Thursday, August 12, 2021

Financial Statistics for Large Chemical Companies – Part 4

In earlier blogs I presented several financial statistics for large chemical companies. (Click here, here, and here to read these earlier blogs.)

In this blog, I am presenting in the following table, for twenty-six large global chemical companies, earnings before interest, taxes, depreciation, and amortization expense (ebitda) as a percentage of sales compared to net income (earnings after interest, taxes, depreciation, and amortization expense) as a percentage of sales: 

 

company

net income as % of sales

ebitda as % of sales

price to earnings ratio

air products

22.6%

40.9%

31.6

akzo nobel

5.8%

14.5%

23.3

albemarle

12.0%

26.2%

38.7

arkema

5.0%

15.0%

28.1

asahi kasei

4.8%

13.7%

14.6

basf

0.0%

11.0%

31.9

celanese

35.1%

40.2%

7.3

chemours

6.6%

17.6%

22.2

clariant

15.4%

26.0%

53.5

covestro

4.3%

13.8%

24.0

dow

3.2%

14.5%

11.6

dsm

6.3%

18.9%

47.6

dupont

0.0%

24.7%

35.3

eastman

5.8%

12.9%

49.1

evonik

3.8%

15.6%

22.3

fmc

12.0%

27.2%

21.5

huntsman

10.8%

17.7%

9.1

kemira

5.8%

17.9%

18.2

lanxess

14.9%

14.1%

4.6

linde

9.2%

31.7%

49.2

lyondellbasell

5.0%

14.0%

8.5

sekisui

5.2%

11.8%

16.0

solvay

0.0%

21.9%

23.8

trinseo

0.3%

10.0%

5.7

umicore

9.2%

16.6%

32.7

wacker

4.3%

14.2%

27.6

westlake

4.4%

16.0%

25.7

yara

5.9%

19.0%

11.6

average

7.8%

19.2%

24.8

 

Also in the table is the recent stock price per share to earnings per share ratio for each company.

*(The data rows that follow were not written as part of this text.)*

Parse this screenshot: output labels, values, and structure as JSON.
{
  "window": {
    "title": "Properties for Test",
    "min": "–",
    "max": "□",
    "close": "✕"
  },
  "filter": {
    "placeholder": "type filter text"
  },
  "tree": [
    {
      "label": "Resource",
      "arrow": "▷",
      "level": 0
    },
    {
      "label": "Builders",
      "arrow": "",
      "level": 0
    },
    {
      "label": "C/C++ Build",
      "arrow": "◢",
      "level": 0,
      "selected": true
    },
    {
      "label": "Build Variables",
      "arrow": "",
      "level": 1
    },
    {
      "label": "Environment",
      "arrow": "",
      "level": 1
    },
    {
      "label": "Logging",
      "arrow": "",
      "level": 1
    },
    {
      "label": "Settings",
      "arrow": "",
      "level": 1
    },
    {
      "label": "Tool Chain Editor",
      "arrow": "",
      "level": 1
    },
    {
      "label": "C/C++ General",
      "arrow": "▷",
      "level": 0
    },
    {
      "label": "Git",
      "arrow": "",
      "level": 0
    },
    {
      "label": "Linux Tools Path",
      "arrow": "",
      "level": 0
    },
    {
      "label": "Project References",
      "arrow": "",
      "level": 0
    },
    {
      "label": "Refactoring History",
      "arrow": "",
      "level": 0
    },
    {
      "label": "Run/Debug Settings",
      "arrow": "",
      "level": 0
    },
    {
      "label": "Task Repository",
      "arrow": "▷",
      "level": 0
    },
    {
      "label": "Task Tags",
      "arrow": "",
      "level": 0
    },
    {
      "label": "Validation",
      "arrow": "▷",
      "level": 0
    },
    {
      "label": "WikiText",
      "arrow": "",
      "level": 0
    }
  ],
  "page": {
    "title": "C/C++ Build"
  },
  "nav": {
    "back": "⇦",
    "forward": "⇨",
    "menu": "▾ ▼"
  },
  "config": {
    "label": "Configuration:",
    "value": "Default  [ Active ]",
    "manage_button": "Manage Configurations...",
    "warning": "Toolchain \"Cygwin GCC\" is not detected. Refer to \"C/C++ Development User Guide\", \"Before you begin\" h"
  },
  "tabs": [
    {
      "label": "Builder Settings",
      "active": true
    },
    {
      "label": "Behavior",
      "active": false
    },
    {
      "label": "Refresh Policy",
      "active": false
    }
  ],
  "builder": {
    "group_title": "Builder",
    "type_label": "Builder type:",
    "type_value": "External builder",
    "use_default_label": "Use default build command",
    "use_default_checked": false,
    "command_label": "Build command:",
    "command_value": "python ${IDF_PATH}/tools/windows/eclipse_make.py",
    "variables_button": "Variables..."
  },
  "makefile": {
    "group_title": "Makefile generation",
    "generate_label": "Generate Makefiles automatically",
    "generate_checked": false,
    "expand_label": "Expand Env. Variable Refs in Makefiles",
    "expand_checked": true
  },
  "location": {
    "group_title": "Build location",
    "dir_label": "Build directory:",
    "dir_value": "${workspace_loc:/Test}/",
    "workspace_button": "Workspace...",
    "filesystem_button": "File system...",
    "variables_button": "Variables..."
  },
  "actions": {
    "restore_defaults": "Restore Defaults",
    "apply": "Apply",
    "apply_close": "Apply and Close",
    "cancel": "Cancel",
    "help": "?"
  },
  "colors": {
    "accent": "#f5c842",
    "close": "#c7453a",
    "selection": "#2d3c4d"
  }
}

In many of the company annual reports, management provide discussion on how the ebitda margins (ebitda as a percentage of sales) is an important financial metric for measuring the company’s success. The discussions suggest that ebitda margins are a more relevant metric than net income margins (net income as a percentage of sales).

Apparently, investors in these companies’ stocks also believe ebitda margins are more relevant than net income margins for investment decisions, as shown in the following table:

 

correlations

correlation result

net income as % of sales to ebitda as % of sales

76%

net income as % of sales to price to earnings ratio

-5%

ebitda as % of sales to price to earnings ratio

25%

 

This table shows correlations between net income margins to ebitda margins, net income margins to price to earnings ratios, and ebitda margins to price to earnings ratios. Price to earnings ratios indicate how much an investor is willing to pay for a company’s earnings – the higher the ratio, the more the investor is willing to pay.

The correlation between net income and ebitda margins is good, as would be expected. However, there is poor correlation between net income margins and price to earnings ratios compared to the correlation between ebitda margins and price to earnings ratios. This suggests to me that investors, like company managers, view ebitda margins as a better metric for evaluating the company’s success.